Fiber strength is an essential trait of fiber property in cotton, and it is quantitatively inherited. Identification of stable quantitative trait loci (QTL) contributing to fiber strength would provide the key basis for marker-assisted selection (MAS) in cotton breeding. In this study, four interspecific hybridization populations were established with a common G. barbadense parent Pima 90-53 and two G. hirsutum parents (CCRI 8 and Handan 208), each of which had fiber strength characteristic. Based on the phenotypic data of fiber strength from seven environments, a stable QTL, qFS-c9-1, was detected and validated on c9 in a marker interval between SSR markers NAU2395 and NAU1092. The QTL explaining 14.4-17.9 % of the phenotypic variation was firstly detected in two populations (CCRI 8 × Pima 90-53, BC1F1 and BC1F2) and its derived lines in four environments. And it accounting for 12.1-14.8 % of the phenotypic variation was further confirmed in two populations (Handan 208 × Pima 90-53, BC1F1, and F2) under one environment. In silico mapping using three sequenced cotton genomes indicated that homologous genes, anchored by NAU2395 and NAU1092, were aligned to the G. arboreum genome within a physical distance between 81.10 Mbps and 87.07 Mbps. In that interval, several genes were confirmed in literatures to associate with fiber development. Among these genes, seven genes were further selected for an expression analysis through fiber development transcriptome database, revealing unique expression patterns across different stages of fiber development between CCRI 8 and Pima 90-53. The genes underlying qFS-c9-1 were favorable to fine mapping and cloning. The current study results provided valuable evidence for mapping stable QTL of fiber strength utilizing multiple populations and environments, as well as map-based cloning the candidate gene underlying the QTL for future prospective research directions.
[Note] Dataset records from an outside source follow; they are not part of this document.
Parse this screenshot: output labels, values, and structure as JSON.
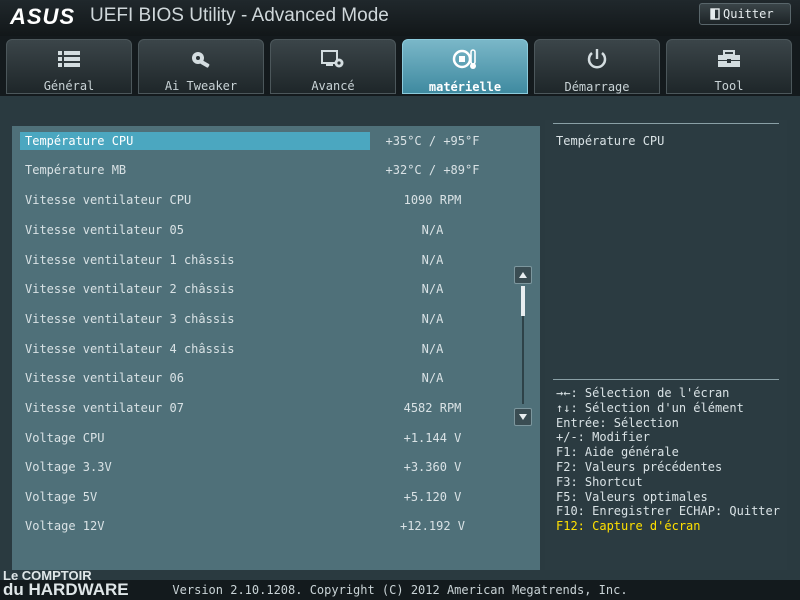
{
  "header": {
    "brand": "ASUS",
    "title": "UEFI BIOS Utility - Advanced Mode",
    "exit_label": "Quitter"
  },
  "tabs": [
    {
      "label": "Général",
      "icon": "list-icon"
    },
    {
      "label": "Ai Tweaker",
      "icon": "ai-tweaker-icon"
    },
    {
      "label": "Avancé",
      "icon": "advanced-icon"
    },
    {
      "label": "matérielle",
      "icon": "hardware-monitor-icon",
      "active": true
    },
    {
      "label": "Démarrage",
      "icon": "power-icon"
    },
    {
      "label": "Tool",
      "icon": "toolbox-icon"
    }
  ],
  "monitor": {
    "rows": [
      {
        "name": "Température CPU",
        "value": "+35°C / +95°F"
      },
      {
        "name": "Température MB",
        "value": "+32°C / +89°F"
      },
      {
        "name": "Vitesse ventilateur CPU",
        "value": "1090 RPM"
      },
      {
        "name": "Vitesse ventilateur 05",
        "value": "N/A"
      },
      {
        "name": "Vitesse ventilateur 1 châssis",
        "value": "N/A"
      },
      {
        "name": "Vitesse ventilateur 2 châssis",
        "value": "N/A"
      },
      {
        "name": "Vitesse ventilateur 3 châssis",
        "value": "N/A"
      },
      {
        "name": "Vitesse ventilateur 4 châssis",
        "value": "N/A"
      },
      {
        "name": "Vitesse ventilateur 06",
        "value": "N/A"
      },
      {
        "name": "Vitesse ventilateur 07",
        "value": "4582 RPM"
      },
      {
        "name": "Voltage CPU",
        "value": "+1.144 V"
      },
      {
        "name": "Voltage 3.3V",
        "value": "+3.360 V"
      },
      {
        "name": "Voltage 5V",
        "value": "+5.120 V"
      },
      {
        "name": "Voltage 12V",
        "value": "+12.192 V"
      }
    ]
  },
  "help": {
    "title": "Température CPU",
    "keys": [
      "→←: Sélection de l'écran",
      "↑↓: Sélection d'un élément",
      "Entrée: Sélection",
      "+/-: Modifier",
      "F1: Aide générale",
      "F2: Valeurs précédentes",
      "F3: Shortcut",
      "F5: Valeurs optimales",
      "F10: Enregistrer  ECHAP: Quitter"
    ],
    "highlight_key": "F12: Capture d'écran"
  },
  "footer": {
    "version": "Version 2.10.1208. Copyright (C) 2012 American Megatrends, Inc."
  },
  "watermark": {
    "line1": "Le COMPTOIR",
    "line2": "du HARDWARE"
  },
  "colors": {
    "accent": "#4ba7c0",
    "panel": "#4f7079",
    "highlight": "#ffe000"
  }
}
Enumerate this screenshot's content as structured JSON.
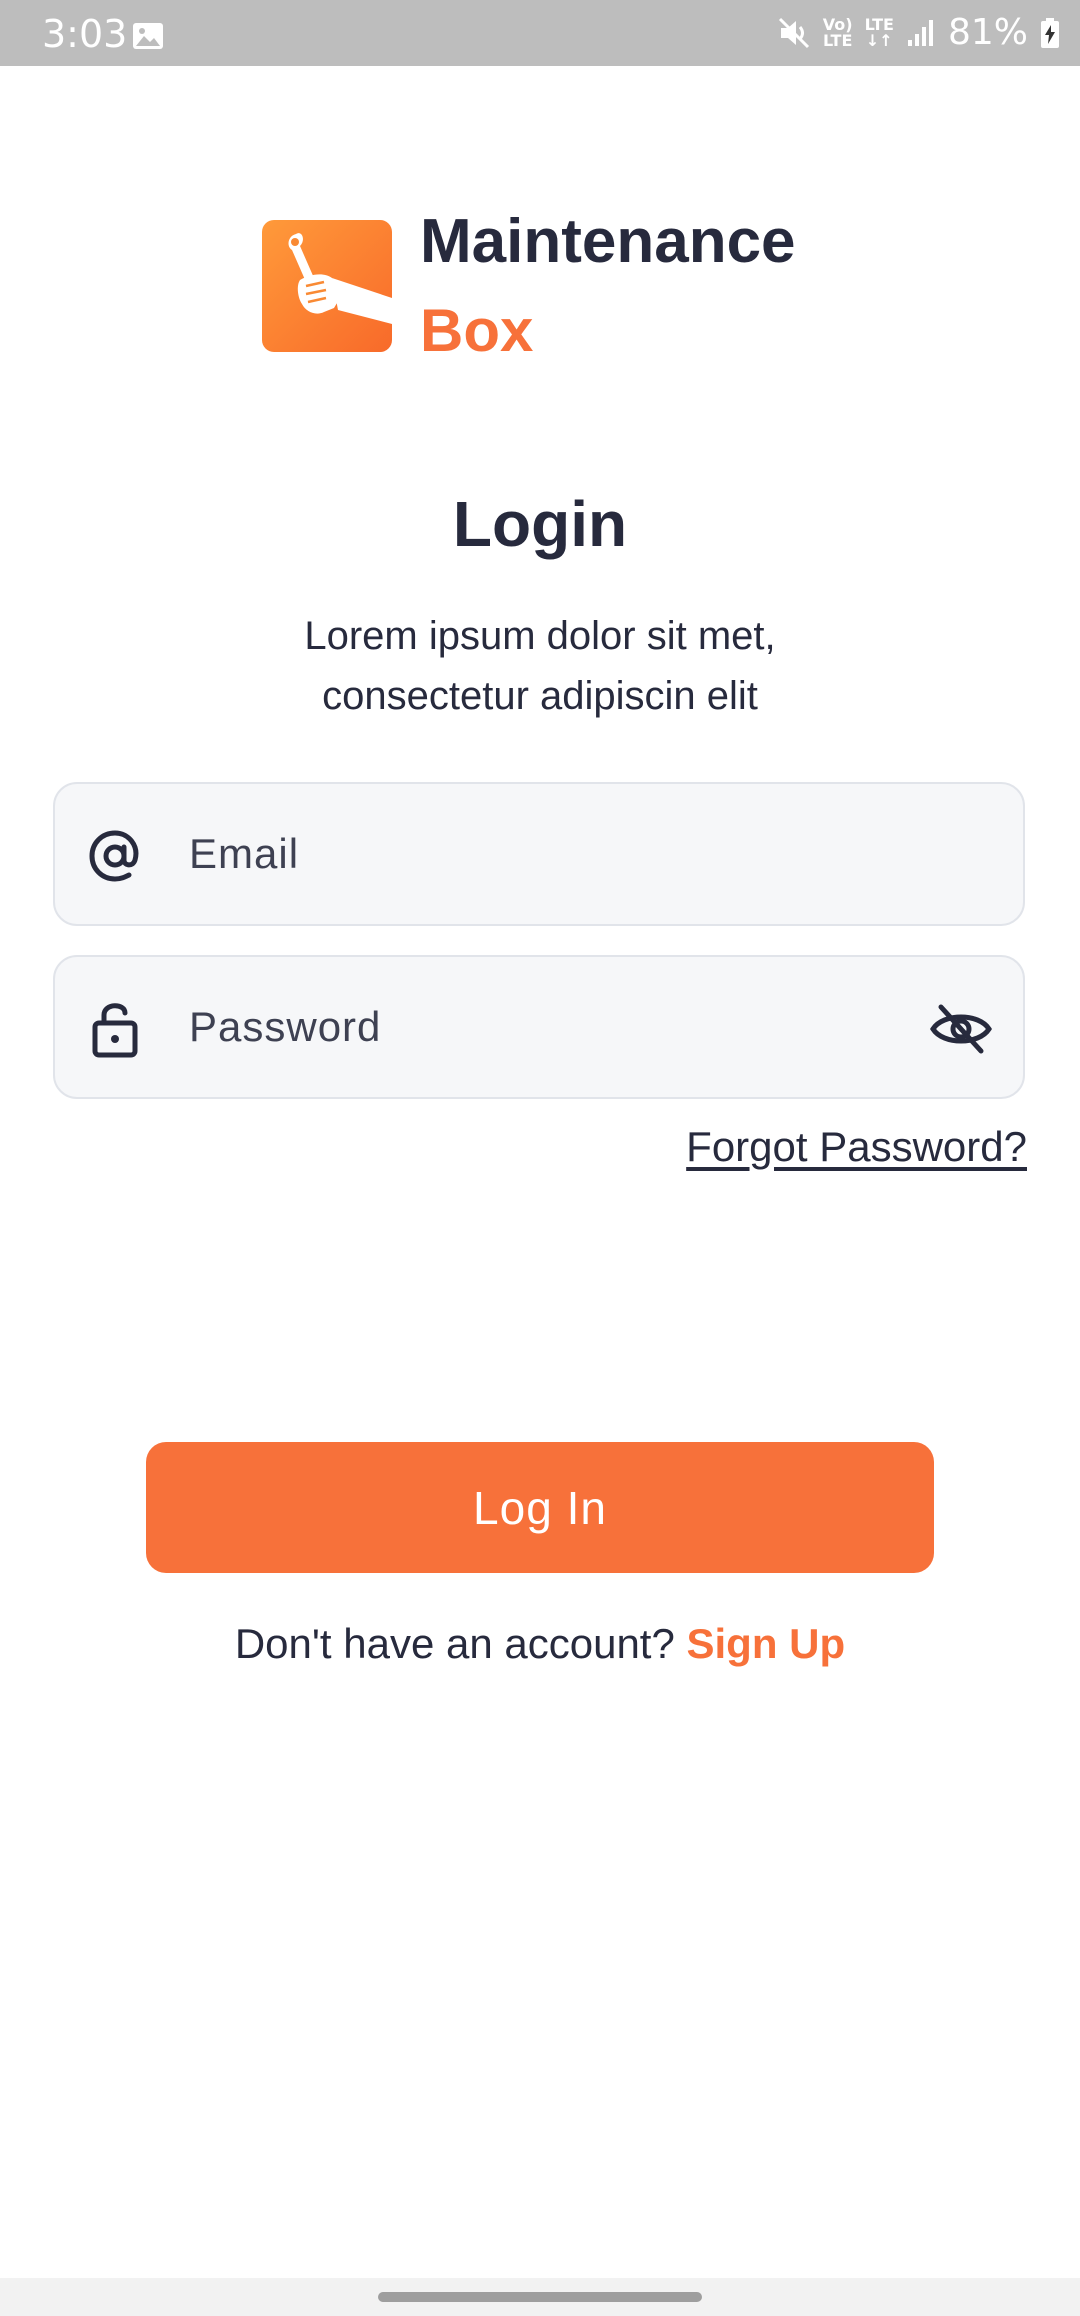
{
  "status_bar": {
    "time": "3:03",
    "volte_top": "Vo)",
    "volte_bottom": "LTE",
    "lte_label": "LTE",
    "battery": "81%",
    "icons": [
      "gallery-icon",
      "mute-icon",
      "signal-icon",
      "battery-charging-icon"
    ]
  },
  "app": {
    "name_line1": "Maintenance",
    "name_line2": "Box",
    "accent_color": "#f7713a",
    "text_color": "#272a3d"
  },
  "login": {
    "heading": "Login",
    "subtitle_line1": "Lorem ipsum dolor sit met,",
    "subtitle_line2": "consectetur adipiscin elit",
    "email": {
      "placeholder": "Email",
      "value": "",
      "icon": "at-icon"
    },
    "password": {
      "placeholder": "Password",
      "value": "",
      "icon": "lock-icon",
      "toggle_icon": "eye-off-icon"
    },
    "forgot_label": "Forgot Password?",
    "button_label": "Log In",
    "signup_prompt": "Don't have an account?",
    "signup_label": "Sign Up"
  }
}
纤维强度是棉花纤维品质的一个重要性状,且其受数量遗传。鉴定出有助于纤维强度的稳定数量性状位点(QTL)将为棉花育种中的分子标记辅助选择(MAS)提供关键依据。在本研究中,以一个常见的海岛棉亲本Pima 90 - 53和两个陆地棉亲本(中棉所8号和邯郸208)构建了四个种间杂交群体,每个亲本都具有纤维强度特性。基于七个环境下的纤维强度表型数据,在c9染色体上SSR标记NAU2395和NAU1092之间的标记区间检测并验证了一个稳定的QTL,qFS - c9 - 1。该QTL解释了14.4 - 17.9%的表型变异,首先在两个群体(中棉所8号×Pima 90 - 53,BC1F1和BC1F2)及其四个环境中的衍生系中被检测到。并且在一个环境下,它在另外两个群体(邯郸208×Pima 90 - 53,BC1F1和F2)中进一步得到确认,解释了12.1 - 14.8%的表型变异。利用三个已测序的棉花基因组进行电子定位表明,由NAU2395和NAU1092定位的同源基因在亚洲棉基因组中物理距离81.10 Mbps至87.07 Mbps之间比对。在该区间内,文献中证实有几个基因与纤维发育相关。在这些基因中,通过纤维发育转录组数据库进一步选择了七个基因进行表达分析,揭示了中棉所8号和Pima 90 - 53在纤维发育不同阶段独特的表达模式。qFS - c9 - 1位点的基因有利于精细定位和克隆。当前的研究结果为利用多个群体和环境定位纤维强度稳定QTL以及基于图谱克隆该QTL的候选基因提供了有价值的证据,为未来的前瞻性研究方向奠定了基础。